Seismites: origin, criteria of identification and examples from the Quaternary record of Northeastern Brasil
Palavras-chave:seismite, earthquake, netotectonics.
Seismites are soft-sediment features produced by (paleo)earthquakes. They are formed after sediment deposition, before sediment compaction, and during sudden breakdown of a loosely packet, water saturated grain framework. Fundamental controls on seismite generation are exerted mainly by earthquake size, sediment properties, and water-table depth. Hydroplastic deformation, liquefaction, and fluidization are the three mechanisms related to seismite origin. The most common types of seismites are hydroplastic mixing layers, pillars, pockets, dikes, sills, and folds. Outcrop features are among the most valuable tools for deciphering seismic events in the past.
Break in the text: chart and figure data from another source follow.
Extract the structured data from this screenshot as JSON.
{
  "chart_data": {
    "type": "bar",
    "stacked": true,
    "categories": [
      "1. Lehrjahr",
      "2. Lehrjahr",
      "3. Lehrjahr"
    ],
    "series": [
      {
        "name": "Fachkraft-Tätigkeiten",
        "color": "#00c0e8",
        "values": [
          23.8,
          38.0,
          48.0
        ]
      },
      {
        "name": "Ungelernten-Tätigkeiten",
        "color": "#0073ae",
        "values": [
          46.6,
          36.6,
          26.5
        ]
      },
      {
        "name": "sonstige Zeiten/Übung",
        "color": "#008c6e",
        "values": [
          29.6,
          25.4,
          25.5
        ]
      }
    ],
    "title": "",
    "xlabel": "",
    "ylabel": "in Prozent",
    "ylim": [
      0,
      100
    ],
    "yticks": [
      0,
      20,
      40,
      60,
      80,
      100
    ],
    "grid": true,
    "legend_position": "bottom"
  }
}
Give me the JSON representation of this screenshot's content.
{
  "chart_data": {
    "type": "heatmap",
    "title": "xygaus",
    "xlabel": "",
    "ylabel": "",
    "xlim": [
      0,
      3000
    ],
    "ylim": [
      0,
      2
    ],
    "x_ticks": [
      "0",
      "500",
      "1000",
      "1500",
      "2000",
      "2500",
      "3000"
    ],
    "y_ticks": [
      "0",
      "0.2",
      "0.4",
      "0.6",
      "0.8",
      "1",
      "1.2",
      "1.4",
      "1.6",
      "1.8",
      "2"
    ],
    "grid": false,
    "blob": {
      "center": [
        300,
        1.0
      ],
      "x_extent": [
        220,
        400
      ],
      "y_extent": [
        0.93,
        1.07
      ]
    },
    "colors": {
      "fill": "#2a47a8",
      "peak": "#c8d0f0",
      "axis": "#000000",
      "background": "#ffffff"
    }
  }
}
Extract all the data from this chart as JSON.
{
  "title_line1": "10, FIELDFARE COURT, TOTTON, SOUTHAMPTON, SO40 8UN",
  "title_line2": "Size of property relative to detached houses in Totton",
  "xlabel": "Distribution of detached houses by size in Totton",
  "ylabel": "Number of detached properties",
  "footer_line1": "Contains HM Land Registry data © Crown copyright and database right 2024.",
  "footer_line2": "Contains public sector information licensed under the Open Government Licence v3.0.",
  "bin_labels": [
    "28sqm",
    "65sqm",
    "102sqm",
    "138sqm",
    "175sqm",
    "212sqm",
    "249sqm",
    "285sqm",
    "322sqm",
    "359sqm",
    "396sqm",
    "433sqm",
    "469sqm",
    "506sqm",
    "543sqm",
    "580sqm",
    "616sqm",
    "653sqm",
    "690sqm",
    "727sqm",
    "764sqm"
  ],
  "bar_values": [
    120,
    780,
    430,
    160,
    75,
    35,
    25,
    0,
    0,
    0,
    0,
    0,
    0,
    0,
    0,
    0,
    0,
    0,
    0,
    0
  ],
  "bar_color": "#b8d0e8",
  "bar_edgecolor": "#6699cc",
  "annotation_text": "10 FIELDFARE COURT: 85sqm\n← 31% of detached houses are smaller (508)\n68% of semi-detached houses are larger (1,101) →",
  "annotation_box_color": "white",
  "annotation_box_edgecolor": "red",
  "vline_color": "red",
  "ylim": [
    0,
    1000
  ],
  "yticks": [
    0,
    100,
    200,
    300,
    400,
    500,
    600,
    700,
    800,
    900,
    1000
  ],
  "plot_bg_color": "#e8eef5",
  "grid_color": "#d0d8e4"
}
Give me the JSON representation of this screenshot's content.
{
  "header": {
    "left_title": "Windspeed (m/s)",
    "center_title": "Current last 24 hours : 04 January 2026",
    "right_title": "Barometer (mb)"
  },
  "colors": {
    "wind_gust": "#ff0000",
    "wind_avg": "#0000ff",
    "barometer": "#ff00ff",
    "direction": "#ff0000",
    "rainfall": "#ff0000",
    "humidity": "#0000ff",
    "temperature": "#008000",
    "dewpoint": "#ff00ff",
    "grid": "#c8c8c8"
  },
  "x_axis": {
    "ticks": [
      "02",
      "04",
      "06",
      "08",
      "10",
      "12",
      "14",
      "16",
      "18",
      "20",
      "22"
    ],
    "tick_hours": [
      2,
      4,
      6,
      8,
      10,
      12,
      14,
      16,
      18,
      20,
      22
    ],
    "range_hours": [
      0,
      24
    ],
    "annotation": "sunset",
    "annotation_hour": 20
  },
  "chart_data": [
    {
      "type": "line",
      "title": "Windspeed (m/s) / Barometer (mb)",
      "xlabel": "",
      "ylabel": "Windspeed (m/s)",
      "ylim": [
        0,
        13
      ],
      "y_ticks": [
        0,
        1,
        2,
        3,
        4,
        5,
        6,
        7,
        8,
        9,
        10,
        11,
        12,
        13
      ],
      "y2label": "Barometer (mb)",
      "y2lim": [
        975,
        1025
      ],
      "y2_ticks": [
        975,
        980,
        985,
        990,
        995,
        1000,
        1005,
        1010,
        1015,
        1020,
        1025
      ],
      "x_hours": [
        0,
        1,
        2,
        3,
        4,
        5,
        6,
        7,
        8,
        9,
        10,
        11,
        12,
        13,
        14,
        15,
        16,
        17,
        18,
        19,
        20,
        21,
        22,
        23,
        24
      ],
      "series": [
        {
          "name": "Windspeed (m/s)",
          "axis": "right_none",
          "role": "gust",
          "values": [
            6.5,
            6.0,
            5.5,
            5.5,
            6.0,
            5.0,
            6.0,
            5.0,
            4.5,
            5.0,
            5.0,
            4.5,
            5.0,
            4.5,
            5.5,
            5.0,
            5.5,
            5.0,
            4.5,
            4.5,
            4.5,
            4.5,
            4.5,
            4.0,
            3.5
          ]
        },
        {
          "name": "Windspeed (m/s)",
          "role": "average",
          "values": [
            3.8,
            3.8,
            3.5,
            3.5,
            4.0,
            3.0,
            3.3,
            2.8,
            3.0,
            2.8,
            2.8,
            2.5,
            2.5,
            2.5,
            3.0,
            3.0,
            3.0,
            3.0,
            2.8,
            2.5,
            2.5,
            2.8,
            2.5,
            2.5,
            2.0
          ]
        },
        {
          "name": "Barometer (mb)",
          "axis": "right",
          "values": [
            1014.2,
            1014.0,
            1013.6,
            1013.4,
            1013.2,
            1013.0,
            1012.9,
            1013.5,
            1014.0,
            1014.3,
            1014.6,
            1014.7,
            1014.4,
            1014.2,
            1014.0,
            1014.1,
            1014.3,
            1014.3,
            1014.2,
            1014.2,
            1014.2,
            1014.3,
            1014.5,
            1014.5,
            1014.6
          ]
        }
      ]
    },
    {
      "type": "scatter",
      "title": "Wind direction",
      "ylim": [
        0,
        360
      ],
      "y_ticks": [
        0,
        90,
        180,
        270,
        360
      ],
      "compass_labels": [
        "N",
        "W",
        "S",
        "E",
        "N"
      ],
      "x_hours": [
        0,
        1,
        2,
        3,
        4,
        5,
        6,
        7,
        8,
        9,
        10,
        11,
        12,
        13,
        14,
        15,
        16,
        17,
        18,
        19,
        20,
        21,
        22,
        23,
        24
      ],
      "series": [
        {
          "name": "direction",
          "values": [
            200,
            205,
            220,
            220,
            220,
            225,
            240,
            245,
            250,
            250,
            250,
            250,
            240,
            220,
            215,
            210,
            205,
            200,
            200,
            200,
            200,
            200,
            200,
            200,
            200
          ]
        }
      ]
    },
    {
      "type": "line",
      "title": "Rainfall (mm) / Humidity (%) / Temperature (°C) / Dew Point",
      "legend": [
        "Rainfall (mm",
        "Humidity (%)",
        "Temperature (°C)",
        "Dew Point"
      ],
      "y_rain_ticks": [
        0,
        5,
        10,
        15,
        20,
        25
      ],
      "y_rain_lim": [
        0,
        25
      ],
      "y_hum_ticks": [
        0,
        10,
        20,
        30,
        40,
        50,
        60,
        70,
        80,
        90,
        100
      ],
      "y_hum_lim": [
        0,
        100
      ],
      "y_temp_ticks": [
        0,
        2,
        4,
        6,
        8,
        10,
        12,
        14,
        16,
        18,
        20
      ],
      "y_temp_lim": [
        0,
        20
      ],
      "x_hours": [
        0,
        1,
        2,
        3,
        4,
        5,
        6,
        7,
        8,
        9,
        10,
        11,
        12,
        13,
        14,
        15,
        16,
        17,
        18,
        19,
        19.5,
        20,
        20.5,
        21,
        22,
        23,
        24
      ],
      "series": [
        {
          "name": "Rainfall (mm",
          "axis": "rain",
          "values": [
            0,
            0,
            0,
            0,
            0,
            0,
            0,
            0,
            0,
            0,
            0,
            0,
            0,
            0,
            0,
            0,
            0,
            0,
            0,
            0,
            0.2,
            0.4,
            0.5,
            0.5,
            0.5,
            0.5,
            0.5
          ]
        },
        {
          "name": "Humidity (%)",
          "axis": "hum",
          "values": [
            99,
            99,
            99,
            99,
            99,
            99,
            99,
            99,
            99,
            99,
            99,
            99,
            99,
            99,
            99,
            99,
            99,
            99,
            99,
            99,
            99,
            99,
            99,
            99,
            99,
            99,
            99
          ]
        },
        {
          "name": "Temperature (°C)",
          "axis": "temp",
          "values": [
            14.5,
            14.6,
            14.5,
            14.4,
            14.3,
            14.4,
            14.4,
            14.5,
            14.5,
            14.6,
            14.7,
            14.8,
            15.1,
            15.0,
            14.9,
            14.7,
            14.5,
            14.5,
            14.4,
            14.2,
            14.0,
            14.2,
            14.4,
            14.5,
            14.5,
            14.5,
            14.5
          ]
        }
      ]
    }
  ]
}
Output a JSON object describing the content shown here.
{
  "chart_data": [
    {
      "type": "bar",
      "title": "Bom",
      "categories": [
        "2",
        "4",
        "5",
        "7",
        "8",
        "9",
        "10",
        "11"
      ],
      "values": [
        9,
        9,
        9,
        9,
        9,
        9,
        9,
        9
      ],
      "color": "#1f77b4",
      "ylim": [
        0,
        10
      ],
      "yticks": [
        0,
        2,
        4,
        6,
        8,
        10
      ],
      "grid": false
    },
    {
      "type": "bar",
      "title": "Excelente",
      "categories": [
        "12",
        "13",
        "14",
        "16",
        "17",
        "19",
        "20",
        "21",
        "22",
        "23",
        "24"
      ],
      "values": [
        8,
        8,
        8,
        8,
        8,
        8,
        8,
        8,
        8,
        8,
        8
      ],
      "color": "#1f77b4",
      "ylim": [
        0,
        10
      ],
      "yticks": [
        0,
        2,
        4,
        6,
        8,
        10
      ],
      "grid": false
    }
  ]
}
Seismites have been described in many intraplate settings. In northeastern Brazil, earthquake swarms, including events up to 5.2 Mb, induced soft-sediment deformation in at least two historical cases. In this region, seismites occur in the Quaternary record of the Jaguaribe, Açu, and Potengi valleys, where a great variety of types are observed. They are particularly abundant in gravelly and sandy alluvial sediments. But they also occur in deltaic and lagoonal deposits. The study of seismites is particularly useful in areas lacking structural data. Seismite investigation is also important to extent the earthquake record far beyond the instrumental period of seismic observation.